I watch a lot of Bonanza episodes. One was a “funny” Hoss ep where he teamed up with a guy who invented a machine that could detect gold in the ground. It was a big steam powered Rube Goldbergian device with many gauges and levers that had to be operated in a specific sequence. At one point Hoss worked the levers in the wrong sequence and the device exploded. Hoss was left with torn up clothes, a blackened face and a chastened expression, but otherwise unharmed, just like Wile E. Coyote. Plenty of the funny clown music you mention was involved.
This was in contrast to another serious, dramatic Bonanza ep I had recently watched where Ben, his sons, plus another man and his sons had to transport crates of nitroglycerin over a mountain pass for plot reasons. It was very tense and suspenseful, and (spoiler alert) one of the other man’s sons (the favorite son, of course) gets himself blowed up. Not funny blackened-soot face blowed up, nothing left to bury blowed up.
Sorry about that. I was a married employed adult when ER started, but I’m trying these days to acknowledge that things that happened before some of my coworkers were born do count as “old”

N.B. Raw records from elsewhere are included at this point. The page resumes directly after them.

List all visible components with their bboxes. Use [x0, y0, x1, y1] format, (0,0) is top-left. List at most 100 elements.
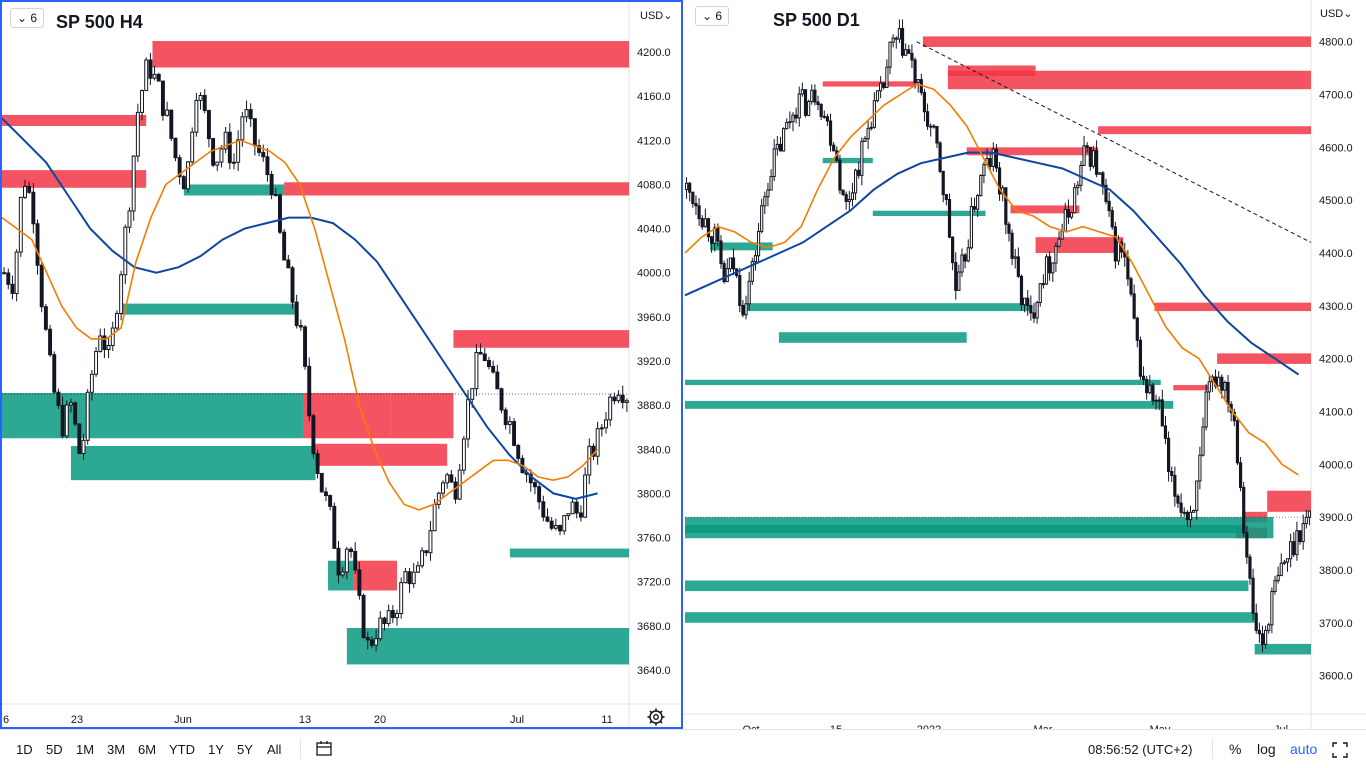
- d1-chart-canvas[interactable]: 4800.0 4700.0 4600.0 4500.0 4400.0 4300.0 4200…: [683, 0, 1366, 729]
- candle: [620, 394, 625, 403]
- candle: [1113, 226, 1117, 262]
- candle: [344, 548, 349, 573]
- candle: [411, 571, 416, 585]
- candle: [863, 138, 867, 142]
- candle: [1267, 624, 1271, 631]
- demand-zone: [685, 400, 1174, 409]
- candle: [516, 444, 521, 459]
- candle: [904, 49, 908, 56]
- interval-button[interactable]: ⌄ 6: [10, 8, 45, 28]
- range-1y-button[interactable]: 1Y: [208, 742, 224, 757]
- candle: [1166, 437, 1171, 473]
- h4-chart-canvas[interactable]: 4200.0 4160.0 4120.0 4080.0 4040.0 4000.0 3960…: [2, 2, 681, 727]
- demand-zone: [509, 548, 629, 558]
- range-1m-button[interactable]: 1M: [76, 742, 95, 757]
- candle: [503, 409, 508, 426]
- gear-icon[interactable]: [647, 708, 665, 726]
- range-6m-button[interactable]: 6M: [138, 742, 157, 757]
- candle: [722, 263, 726, 283]
- candle: [612, 396, 617, 402]
- candle: [1195, 480, 1199, 511]
- candle: [1238, 462, 1243, 488]
- range-5d-button[interactable]: 5D: [46, 742, 63, 757]
- range-all-button[interactable]: All: [267, 742, 282, 757]
- candle: [925, 111, 930, 127]
- log-toggle[interactable]: log: [1257, 741, 1276, 757]
- currency-selector[interactable]: USD⌄: [1320, 7, 1352, 20]
- x-tick-label: Jul: [1274, 724, 1288, 729]
- candle: [1016, 256, 1020, 277]
- candle: [800, 89, 804, 95]
- y-tick-label: 3700.0: [1319, 618, 1353, 630]
- candle: [691, 191, 695, 205]
- range-3m-button[interactable]: 3M: [107, 742, 126, 757]
- candle: [85, 391, 90, 441]
- candle: [716, 227, 720, 242]
- y-tick-label: 3880.0: [637, 400, 671, 412]
- candle: [399, 582, 404, 614]
- interval-button[interactable]: ⌄ 6: [695, 6, 730, 26]
- chart-pane-h4[interactable]: 4200.0 4160.0 4120.0 4080.0 4040.0 4000.0 3960…: [0, 0, 683, 729]
- candle: [290, 267, 295, 303]
- candle: [966, 247, 970, 262]
- chart-pane-d1[interactable]: 4800.0 4700.0 4600.0 4500.0 4400.0 4300.0 4200…: [683, 0, 1366, 729]
- candle: [1279, 562, 1283, 576]
- candle: [165, 109, 170, 116]
- candle: [941, 170, 945, 196]
- candle: [558, 525, 562, 532]
- candle: [972, 206, 977, 210]
- x-tick-label: 20: [374, 714, 386, 726]
- candle: [420, 550, 425, 567]
- clock-timezone[interactable]: 08:56:52 (UTC+2): [1088, 742, 1193, 757]
- supply-zone: [1010, 205, 1080, 214]
- range-5y-button[interactable]: 5Y: [237, 742, 253, 757]
- candle: [1063, 209, 1067, 232]
- x-tick-label: Oct: [742, 724, 759, 729]
- candle: [173, 137, 178, 159]
- candle: [1019, 275, 1024, 306]
- candle: [1101, 172, 1105, 186]
- candle: [374, 638, 379, 646]
- demand-zone: [685, 580, 1249, 592]
- supply-zone: [1217, 353, 1311, 364]
- candle: [131, 155, 136, 212]
- y-tick-label: 4300.0: [1319, 301, 1353, 313]
- percent-toggle[interactable]: %: [1229, 741, 1242, 757]
- candle: [1041, 283, 1045, 286]
- candle: [1220, 376, 1224, 391]
- candle: [512, 421, 517, 446]
- candle: [825, 116, 830, 122]
- chart-title: SP 500 H4: [56, 12, 143, 32]
- candle: [60, 404, 65, 437]
- candle: [797, 93, 801, 119]
- range-ytd-button[interactable]: YTD: [169, 742, 195, 757]
- candle: [1060, 230, 1064, 240]
- candle: [265, 156, 270, 176]
- candle: [860, 140, 864, 176]
- candle: [803, 89, 808, 116]
- candle: [604, 419, 608, 429]
- candle: [913, 59, 917, 83]
- candle: [1301, 523, 1305, 543]
- candle: [14, 251, 19, 295]
- fullscreen-icon[interactable]: [1332, 742, 1348, 758]
- candle: [688, 182, 692, 193]
- candle: [562, 515, 567, 532]
- candle: [1007, 223, 1011, 234]
- candle: [349, 548, 353, 553]
- candle: [31, 191, 36, 225]
- currency-selector[interactable]: USD⌄: [640, 9, 672, 22]
- candle: [847, 198, 851, 202]
- range-1d-button[interactable]: 1D: [16, 742, 33, 757]
- y-tick-label: 3760.0: [637, 533, 671, 545]
- candle: [219, 148, 224, 163]
- bottom-toolbar: 1D 5D 1M 3M 6M YTD 1Y 5Y All 08:56:52 (U…: [0, 729, 1366, 768]
- candle: [1048, 256, 1052, 274]
- candle: [211, 138, 216, 166]
- candle: [156, 73, 161, 82]
- candle: [186, 161, 190, 190]
- calendar-range-icon[interactable]: [316, 741, 334, 757]
- candle: [885, 66, 889, 88]
- candle: [694, 203, 698, 207]
- auto-toggle[interactable]: auto: [1290, 741, 1318, 757]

Oh gawd yes. In th Sharona years, he could use a cell phone, a tv remote, and even smiled. By the later Natalie years he was confused and frightened by our modern world, and relied on Natalie to “make picture freezer” with the remote. And it was “known” that Monk never smiled.
The Sven and Lena couple in The Searchers were embarrassingly bad. Every time it gets serious out on the titular search, the movie cuts back to the Norweignian joke stereotypes acting like a Minnesota joke.
The premiere of ER is closer to the Apollo 8’s trip around the moon than to today. Kids born when ER premiered could have kids of their own in kindergarten.
I’ve been watching a lot of 30s and 40s movies recently and I notice that a lot of serious films will have out of nowhere “designated comedy bits” with wacky music, and the comedy films will have a bunch of weird serious scenes in them. There’s always the most unnecessary romance in Abbott and Costello films featuring completely third-tier characters and the romance will usually have some weird “life or death” aspect to it.
Sure, it makes me feel old - but that doesn’t cause me pain. When you consider what the sole alternative to growing old is, I’m happy to be getting older!